L’Enquête mondiale sur le capital-risque de 2006 a porté sur 505 investisseurs en capital-risque, 53% des répondants ayant déclaré qu’ils envisageaient d’investir à l’étranger au cours des cinq prochaines années. J'ai deux questions: Pourquoi attendre 5 ans et à quoi pensent les 47% restants de la VC qui ont été interrogés ? Ce n’est pas simplement un cliché qu’il s’agit d’une économie mondiale. Du point de vue des entreprises, le monde devient de plus en plus petit. Pour les investisseurs débutants avec une forte tolérance au risque, il me semble que les sociétés de capital-risque manquent le coche. Avec les avantages des avantages fiscaux, de l'effet de levier des devises, des entrepreneurs dynamiques et intelligents et des économies émergentes, pourquoi ne pas s'intéresser davantage à l'étranger ? La réponse peut se résumer en quatre mots: Peur de l’inconnu…

Il ne fait aucun doute que l’histoire a prouvé que les investissements étrangers mal conçus étaient semés d’embûches. Cependant, le mot clé dans la phrase susmentionnée est "mal conçu". Je ne dis pas que les sociétés de capital-risque qui ne sont pas familiarisées avec les subtilités des marchés étrangers devraient faire des investissements ridicules, mais je leur suggère de ne pas attendre cinq ans, voire pire, de ne pas du tout envisager des investissements étrangers. Les sociétés de capital-risque doivent tirer leur épingle du jeu et engager immédiatement des talents de niveau 1 ayant une expérience internationale, commencer à établir des relations professionnelles clés à l'étranger et commencer à faire leur étude de marché.

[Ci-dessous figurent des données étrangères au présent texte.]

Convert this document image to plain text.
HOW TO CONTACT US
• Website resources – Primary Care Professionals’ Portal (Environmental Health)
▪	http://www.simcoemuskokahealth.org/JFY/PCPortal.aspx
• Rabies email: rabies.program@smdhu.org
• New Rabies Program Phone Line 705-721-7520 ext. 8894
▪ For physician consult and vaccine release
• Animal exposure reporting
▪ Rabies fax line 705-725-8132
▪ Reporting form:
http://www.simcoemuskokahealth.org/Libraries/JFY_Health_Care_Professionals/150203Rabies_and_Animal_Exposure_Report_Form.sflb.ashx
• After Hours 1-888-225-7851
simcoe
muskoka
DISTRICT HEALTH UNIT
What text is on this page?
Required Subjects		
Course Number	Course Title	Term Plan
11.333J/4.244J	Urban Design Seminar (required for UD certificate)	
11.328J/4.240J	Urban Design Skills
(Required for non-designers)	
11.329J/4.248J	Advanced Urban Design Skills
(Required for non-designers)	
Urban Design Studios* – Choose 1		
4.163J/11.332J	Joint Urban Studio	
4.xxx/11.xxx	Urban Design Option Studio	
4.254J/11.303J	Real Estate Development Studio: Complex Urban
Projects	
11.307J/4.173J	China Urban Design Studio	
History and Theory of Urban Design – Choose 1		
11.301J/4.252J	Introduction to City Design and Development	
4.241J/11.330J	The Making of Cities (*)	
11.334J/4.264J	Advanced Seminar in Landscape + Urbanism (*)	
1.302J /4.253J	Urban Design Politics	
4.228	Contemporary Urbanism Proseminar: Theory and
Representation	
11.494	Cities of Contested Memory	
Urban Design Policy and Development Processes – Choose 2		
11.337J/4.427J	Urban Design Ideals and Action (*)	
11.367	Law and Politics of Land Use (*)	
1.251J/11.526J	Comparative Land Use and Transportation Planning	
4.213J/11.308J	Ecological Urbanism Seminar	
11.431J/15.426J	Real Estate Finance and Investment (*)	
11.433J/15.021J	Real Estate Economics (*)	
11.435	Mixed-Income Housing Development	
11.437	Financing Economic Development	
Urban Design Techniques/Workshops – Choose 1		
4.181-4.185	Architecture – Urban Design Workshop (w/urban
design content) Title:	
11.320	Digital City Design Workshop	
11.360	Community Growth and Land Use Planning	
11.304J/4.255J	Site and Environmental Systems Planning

L'avantage sur les marchés émergents est énorme et les opportunités dans cinq ans ne seront certainement plus ce qu'elles sont aujourd'hui. Les sociétés de capitalisation cherchant à maximiser leurs rendements devraient chercher à effectuer des allocations sur des marchés comme l'Inde, la Chine, le Brésil et les pays de l'ancien bloc de l'Est, entre autres. Je suis aussi patriote que le prochain, mais les États-Unis ne pourront pas conserver leur position financière dominante depuis des décennies, alors que les économies de ces gigantesques marchés émergents continuent à se développer. En outre, l’afflux croissant de fonds sur les marchés des capitaux entraîne une pression concurrentielle accrue pour placer les fonds ici, et de plus en plus de capitaux recherchent trop peu d’opérations de qualité, les évaluations progressant rapidement. L’offre d’investissement restreinte et la forte masse monétaire ne sont que l’une des nombreuses raisons pour lesquelles les sociétés de capital-risque devraient se tourner vers l’étranger.

En résumé, les entreprises de capital-risque qui s’imposent sur les marchés étrangers captureront les meilleures relations, s’implanteront sur le marché avec leur marque et surferont la vague de croissance économique à l’étranger.